Наташа, казалось, невольной папиной бестактности даже не заметила. Если возбужденная непримиримая злость, захлестнувшая её в первые дни, делала её пугающе похожей на механическую куклу, которая разговаривает и передвигает ноги не по собственной воле, а до тех пор, пока не кончится завод, то пришедшие ей на смену безразличие и апатия позволили нам, уставшим от её изматывающего агрессивного траура, немного перевести дух, потому что теперь она могла целыми днями просто сидеть на своей кровати, безучастно свесив руки, со взглядом, упирающимся не в окно даже, а в совсем уж негодный для разглядывания фрагмент оконной рамы. Она не отказывалась от еды, но есть не просила; готова была ходить за водой или мыть посуду, но для этого её всякий раз как будто требовалось будить, тряся за плечо. Кроме того, и это было самое удивительное, она сделалась совершенно равнодушна к детям – равнодушна бесповоротно, почти до брезгливости, как будто не понимала теперь, зачем они нужны.

Обнаженный без матраса, пустой скелет кровати её мужа нельзя было, конечно, оставить в комнате, однако на то, чтобы вынести его наружу – с грохотом, демонстративно, – у нас просто не хватило бы духу.
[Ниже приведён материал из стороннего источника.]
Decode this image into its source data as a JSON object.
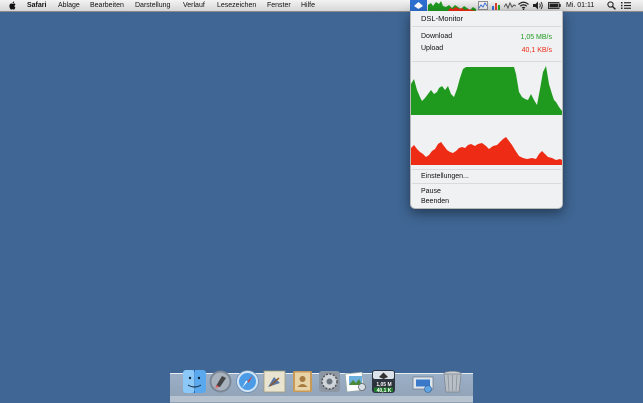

Боясь вернуть к жизни безжалостных Наташиных демонов, мы трусливо переглянулись и отложили этот неприятный ритуал на потом. Сегодня мы были слишком заняты. Нам нужно было пережить этот день, делая вид, что ожидание наше буднично, не мучительно и не страшно; что приближающийся вечер не может сулить никакого разочарования.

– Костёр! – сказала Марина, когда маленькое окно, в которое мы старались не смотреть, из молочно-белого сделалось блёкло-синим.

– Вот же я идиотка. Нужно разжечь костёр на берегу. Они же не найдут нас в темноте! – и бросилась вон из дома.

– Костёр! – повторила она вернувшимся папе с Мишкой, уставшим, нагруженным инструментами.